Après des phases, d’indifférence, de scepticisme, de crainte et d’observation, la France se rêve désormais en « Crypto Nation », son ministre de l’économie s’étant pris « de passion pour la blockchain et les crypto-actifs ». La loi PACTE entend instaurer un cadre juridique clair pour les activités cryptos.
Depuis quelques mois, plusieurs chantiers législatifs ont été lancés pour bâtir un cadre protecteur, souple et légitimant applicable, comme le souligne le député Eric Bothorel, à « l’intégralité du cycle de vie des cryptoactifs » et tenant compte de « tous les intermédiaires qui opèrent sur ce marché ».
La loi PACTE actuellement en discussion contient une série de dispositions visant à encadrer de manière globale le secteur des cryptoactifs, à protéger les investisseurs et à permettre le développement du secteur de manière plus ou moins contraignante :
- un visa optionnel pour les opérations d’émission de token (ICOs) ;
- un agrément pour les prestataires de services sur actifs numériques (PSAN) ;
- l’ouverture des cryptos aux fonds professionnels spécialisés (FPS) ;
- l’élargissement des obligations de lutte contre le blanchiment (LCB-FT) ;
- le renforcement du droit au compte.
Si le texte a été adopté en première lecture à l’Assemblée nationale, il devra encore être discuté et voté au Sénat avant d’être définitivement adopté, si nécessaire, par une commission mixte paritaire. Enfin, ces dispositions législatives devront faire l’objet de mesures d’application (décret, réglement AMF, etc.) avant de produire effectivement leurs effets.
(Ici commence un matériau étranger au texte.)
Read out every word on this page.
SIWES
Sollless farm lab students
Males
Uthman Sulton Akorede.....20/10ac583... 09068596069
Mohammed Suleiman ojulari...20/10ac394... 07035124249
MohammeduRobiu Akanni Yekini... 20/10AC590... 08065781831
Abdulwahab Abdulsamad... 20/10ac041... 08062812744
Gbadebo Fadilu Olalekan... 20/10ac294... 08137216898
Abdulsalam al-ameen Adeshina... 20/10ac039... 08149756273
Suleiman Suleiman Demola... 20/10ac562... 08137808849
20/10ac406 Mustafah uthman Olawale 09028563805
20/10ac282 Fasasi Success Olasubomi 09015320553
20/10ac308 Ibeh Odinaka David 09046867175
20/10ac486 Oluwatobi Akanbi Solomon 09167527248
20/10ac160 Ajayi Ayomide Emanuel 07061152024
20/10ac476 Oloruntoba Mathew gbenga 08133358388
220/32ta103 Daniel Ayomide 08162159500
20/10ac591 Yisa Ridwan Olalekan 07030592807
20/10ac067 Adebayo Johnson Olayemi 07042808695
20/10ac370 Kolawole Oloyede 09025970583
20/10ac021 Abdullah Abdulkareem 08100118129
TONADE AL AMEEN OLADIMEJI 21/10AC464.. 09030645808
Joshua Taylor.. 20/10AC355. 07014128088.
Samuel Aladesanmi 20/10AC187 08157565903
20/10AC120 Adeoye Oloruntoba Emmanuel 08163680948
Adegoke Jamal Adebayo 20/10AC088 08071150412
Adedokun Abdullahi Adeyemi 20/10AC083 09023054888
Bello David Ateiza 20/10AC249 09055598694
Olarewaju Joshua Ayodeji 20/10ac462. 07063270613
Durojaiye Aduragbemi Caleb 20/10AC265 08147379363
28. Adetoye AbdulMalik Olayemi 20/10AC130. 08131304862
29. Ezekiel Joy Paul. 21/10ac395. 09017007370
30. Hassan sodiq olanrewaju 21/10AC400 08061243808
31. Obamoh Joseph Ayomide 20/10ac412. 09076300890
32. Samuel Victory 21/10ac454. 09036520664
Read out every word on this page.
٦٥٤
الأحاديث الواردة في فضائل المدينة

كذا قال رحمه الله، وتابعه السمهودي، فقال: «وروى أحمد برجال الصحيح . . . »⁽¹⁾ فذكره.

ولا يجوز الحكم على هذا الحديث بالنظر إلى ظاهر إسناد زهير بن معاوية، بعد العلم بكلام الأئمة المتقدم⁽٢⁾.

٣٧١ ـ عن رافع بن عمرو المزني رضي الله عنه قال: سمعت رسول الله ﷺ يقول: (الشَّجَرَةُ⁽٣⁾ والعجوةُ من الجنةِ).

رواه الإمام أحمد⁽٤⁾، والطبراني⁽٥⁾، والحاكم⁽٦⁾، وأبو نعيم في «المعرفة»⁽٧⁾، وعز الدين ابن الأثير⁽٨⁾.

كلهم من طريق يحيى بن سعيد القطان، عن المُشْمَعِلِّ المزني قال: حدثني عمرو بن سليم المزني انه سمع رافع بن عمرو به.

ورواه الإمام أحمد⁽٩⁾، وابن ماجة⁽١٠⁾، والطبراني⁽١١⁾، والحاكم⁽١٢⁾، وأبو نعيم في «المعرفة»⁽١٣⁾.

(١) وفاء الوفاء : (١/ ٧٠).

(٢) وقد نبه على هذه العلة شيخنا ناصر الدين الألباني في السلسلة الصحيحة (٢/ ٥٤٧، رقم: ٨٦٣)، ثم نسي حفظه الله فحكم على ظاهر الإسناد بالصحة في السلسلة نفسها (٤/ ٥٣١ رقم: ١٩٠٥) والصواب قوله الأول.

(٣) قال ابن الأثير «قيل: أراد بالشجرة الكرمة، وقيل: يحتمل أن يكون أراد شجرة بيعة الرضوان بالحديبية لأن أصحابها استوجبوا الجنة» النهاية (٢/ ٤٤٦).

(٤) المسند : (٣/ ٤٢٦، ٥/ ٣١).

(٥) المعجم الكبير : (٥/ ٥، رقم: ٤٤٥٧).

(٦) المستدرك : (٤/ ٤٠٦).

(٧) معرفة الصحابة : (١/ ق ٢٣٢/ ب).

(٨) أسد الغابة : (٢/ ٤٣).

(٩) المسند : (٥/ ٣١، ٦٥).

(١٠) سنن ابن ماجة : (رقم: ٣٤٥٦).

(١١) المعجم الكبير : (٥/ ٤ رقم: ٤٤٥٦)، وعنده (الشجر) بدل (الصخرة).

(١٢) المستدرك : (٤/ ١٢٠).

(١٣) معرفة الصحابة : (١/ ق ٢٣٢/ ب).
Loi PACTE cryptos.
Cet article dresse un état des lieux des dispositions adoptées par l’Assemblée nationale en première lecture, des débats qui ont précédé leur adoption, de leurs impacts et de leurs évolutions potentielles avant leur adoption finale.
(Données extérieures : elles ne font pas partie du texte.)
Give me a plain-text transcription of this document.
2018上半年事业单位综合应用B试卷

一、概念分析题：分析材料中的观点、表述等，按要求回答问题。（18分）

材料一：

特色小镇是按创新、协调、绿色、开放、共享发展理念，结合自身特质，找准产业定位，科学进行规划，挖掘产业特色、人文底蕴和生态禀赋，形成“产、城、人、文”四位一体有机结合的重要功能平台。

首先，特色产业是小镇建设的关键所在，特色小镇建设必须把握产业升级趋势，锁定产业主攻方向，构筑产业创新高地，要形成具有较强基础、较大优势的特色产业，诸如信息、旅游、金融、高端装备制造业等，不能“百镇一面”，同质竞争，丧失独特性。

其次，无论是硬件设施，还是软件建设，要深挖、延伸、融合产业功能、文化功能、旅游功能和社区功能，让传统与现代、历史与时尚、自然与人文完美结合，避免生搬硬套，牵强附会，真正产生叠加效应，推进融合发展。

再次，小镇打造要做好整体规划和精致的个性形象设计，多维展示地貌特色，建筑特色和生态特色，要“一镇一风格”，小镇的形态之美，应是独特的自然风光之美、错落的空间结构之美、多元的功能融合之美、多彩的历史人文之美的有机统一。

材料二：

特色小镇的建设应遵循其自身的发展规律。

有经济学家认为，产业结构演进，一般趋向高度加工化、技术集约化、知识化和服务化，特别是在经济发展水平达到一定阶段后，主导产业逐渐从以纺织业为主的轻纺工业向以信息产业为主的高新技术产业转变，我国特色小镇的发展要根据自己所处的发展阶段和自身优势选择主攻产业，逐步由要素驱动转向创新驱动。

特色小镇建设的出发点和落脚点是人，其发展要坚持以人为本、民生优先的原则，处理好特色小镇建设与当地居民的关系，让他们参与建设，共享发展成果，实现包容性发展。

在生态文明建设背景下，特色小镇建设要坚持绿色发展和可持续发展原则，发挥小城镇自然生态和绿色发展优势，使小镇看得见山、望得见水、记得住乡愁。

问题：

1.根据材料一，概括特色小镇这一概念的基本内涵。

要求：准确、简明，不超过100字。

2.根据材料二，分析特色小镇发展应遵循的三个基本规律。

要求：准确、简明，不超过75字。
1. L’encadrement des ICO’s
Prenant acte de l’essor spectaculaire des ICOs depuis 2017 et du potentiel qu’elles représentent en termes de financement, le projet de loi porté par Bruno Le Maire constate que si l’absence de régulation « a pour avantage de laisser libre cours à l’innovation, elle a néanmoins pour inconvénient de mettre sur le même plan tout type d’émetteur et de projet, (…) les offres sérieuses (et) celles abusives ». Loi PACTE cryptos.
La régulation des ICOs qui, on le rappelle, échappent le plus souvent aux régimes traditionnellement applicables aux titres financiers, apparaît alors comme le fer de lance du projet.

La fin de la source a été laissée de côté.